Angelina Iannarelli è una fotografa naturalistica amatoriale molto apprezzata sui social per le sue foto realizzate nel Parco d’Abruzzo. Molto attenta a non creare disturbo agli animali che fotografa, preferisce le difficoltà rispetto alle scorciatoie utilizzate da molti, perché la fotografia naturalistica deve essere passione, conoscenza degli animali e deve prevedere l’uso di molta pazienza. «La fotografia naturalistica, con l’avvento dei social, ha perso molto della sua autenticità e in parte anche del valore artistico» dice con un po’ di amarezza Angelina. «L’abbondanza di foto di natura impedisce agni utenti di apprezzare le foto che documentano la natura senza trucchi, essendo sempre alla ricerca di immagini sbalorditive. I social, purtroppo, generano comportamenti emulativi e così molte persone cercano di rivivere la scena vista, replicando comportamenti sbagliati che poi a loro volta pubblicano, creando una catena di cattive pratiche».
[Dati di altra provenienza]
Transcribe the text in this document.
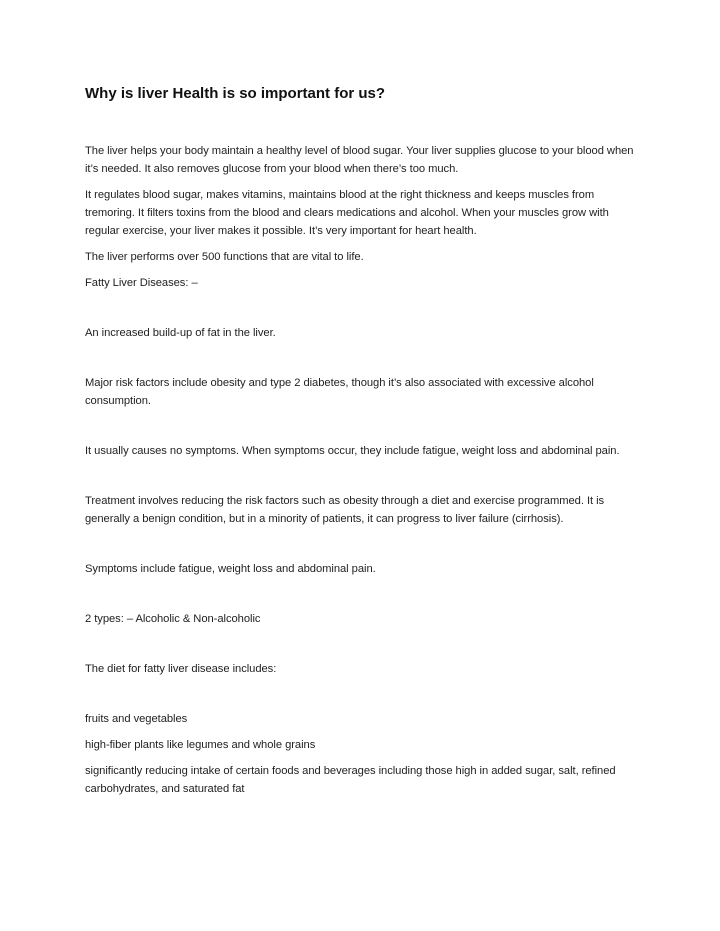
Why is liver Health is so important for us?

The liver helps your body maintain a healthy level of blood sugar. Your liver supplies glucose to your blood when it’s needed. It also removes glucose from your blood when there’s too much.

It regulates blood sugar, makes vitamins, maintains blood at the right thickness and keeps muscles from tremoring. It filters toxins from the blood and clears medications and alcohol. When your muscles grow with regular exercise, your liver makes it possible. It’s very important for heart health.

The liver performs over 500 functions that are vital to life.

Fatty Liver Diseases: –

An increased build-up of fat in the liver.

Major risk factors include obesity and type 2 diabetes, though it’s also associated with excessive alcohol consumption.

It usually causes no symptoms. When symptoms occur, they include fatigue, weight loss and abdominal pain.

Treatment involves reducing the risk factors such as obesity through a diet and exercise programmed. It is generally a benign condition, but in a minority of patients, it can progress to liver failure (cirrhosis).

Symptoms include fatigue, weight loss and abdominal pain.

2 types: – Alcoholic & Non-alcoholic

The diet for fatty liver disease includes:

fruits and vegetables

high-fiber plants like legumes and whole grains

significantly reducing intake of certain foods and beverages including those high in added sugar, salt, refined carbohydrates, and saturated fat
A mettere definitivamente la parola fine al discorso è Luciano Sammarone, direttore del Parco Nazionale d’Abruzzo, Lazio e Molise: «La continua ricerca di contatto e non, si badi bene, di semplice osservazione degli animali selvatici, che viene messa in atto da molti appassionati o dai professionisti di varie attività legate all’outdoor, è diventata una costante forma di disturbo che con molta fatica cerchiamo ogni giorno di limitare. Il tentativo di avvicinare gli animali selvatici incide direttamente sulla loro vita, dall’alimentazione al riposo, e questi fattori antropici, scarsamente considerati, costituiscono una forma di disturbo che, anche nelle forme meno invasive, potremmo paragonare, da umani, alla stregua di una “telefonata” mentre stiamo mangiando o, peggio, dormendo. Per provare a limitare la pressione sulla fauna il Parco ha adottato norme che mirano a ridurre l’impatto, vietando di abbandonare i sentieri e di compiere escursioni notturne mentre, per la tutela dell’orso marsicano e del camoscio, abbiamo fissato particolari limitazioni all’accesso in determinate zone, stabilendo ingressi a numero chiuso. Nelle situazioni più delicate abbiamo disposto chiusure temporanee di alcuni sentieri, vietando in toto ogni forma di passaggio. I turisti, ma anche gli operatori, devono comprendere che la tutela degli animali viene prima di ogni altra considerazione».